Reforms working at juvenile facilities, state report says

Child advocates agree, but see overstatements

revision under way

September 21, 2001|By Michael Dresser | Michael Dresser,SUN STAFF

Maryland's long-troubled juvenile detention facilities are "cleaner, safer, more secure and more disciplined" as a result of two years of reforms, according to a progress report being drafted for legislators.

The report, prepared by the Department of Juvenile Justice and Lt. Gov. Kathleen Kennedy Townsend's office, also says the state has made important strides in providing community-based supervision and after-care programs -- areas that were found to have been severely neglected in a 1999 investigation of problems at juvenile boot camps.

Leading advocates for children said some of the changes were real, but called the report an overstatement of the department's progress.

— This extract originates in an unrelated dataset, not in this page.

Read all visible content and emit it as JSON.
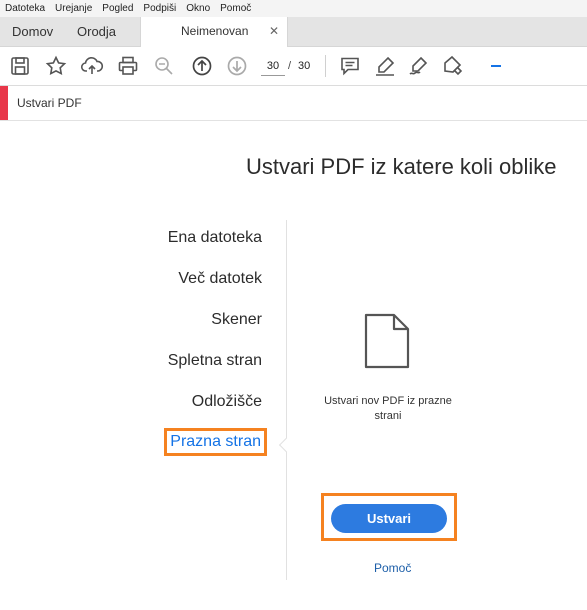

FOR THE RECORD - An article in the Maryland section Friday incorrectly identified Jim McComb as chair of the Maryland Juvenile Justice Coalition. McComb is the former chair. The current chair is Tara Andrews. The Sun regrets the error

The report, which is undergoing revision to eliminate at least one erroneous claim, outlines a series of measures that department Secretary Bishop L. Robinson has taken to alleviate overcrowding and poor conditions in state juvenile facilities since the Glendening administration admitted a management breakdown in the department two years ago. That admission was made after an investigation by The Sun that found widespread abuses in state boot camps -- revelations that led to the ouster of Robinson's predecessor.

The report spells out a series of steps the department intends to take over the next year to fundamentally change a system that child advocates have called cruel and ineffective.

Jim McComb, chairman of the Maryland Juvenile Justice Coalition, said the report shows Robinson has made some useful reforms and that "the things that they are planning to do hold the potential for improvement and change."

But McComb said other aspects of the report are "not really honest reporting."

He referred to the department's claims that it had reduced the number of children in detention, saying some juveniles had simply been sent to different facilities -- some with deplorable conditions -- in a kind of "shell game."

Child advocates said the state has made substantive reforms in some areas, but they criticized the lack of movement in other areas, including the disproportionate placement of minorities in detention. Black delinquents are twice as likely as white ones to get detention instead of treatment, The Sun's investigation found. The department's report calls for further study of the issue.

"We are very alarmed at the lack of substantial action in this area," said Jann Jackson, executive director of Advocates for Children and Youth. "They want to study it more and more. We don't think there's need to study it."

The draft at one point claims that last month, the state moved all the youths with Baltimore residences from the Cheltenham Youth Facility, an antiquated and decrepit structure in southern Prince George's County far from their families.

Laura Townsend, a spokesman for the Juvenile Justice Department, said about 50 Baltimore juveniles remain at Cheltenham out of a population of about 150 in secured detention. She said the department is now sending Baltimore youths to Cheltenham only as a last resort when the Charles H. Hickey Jr. School in Baltimore County is full.

The report will be changed to reflect that fact, she said.

The state has reduced the number of beds in Cheltenham's secured detention facility from 225 to 144, the report says.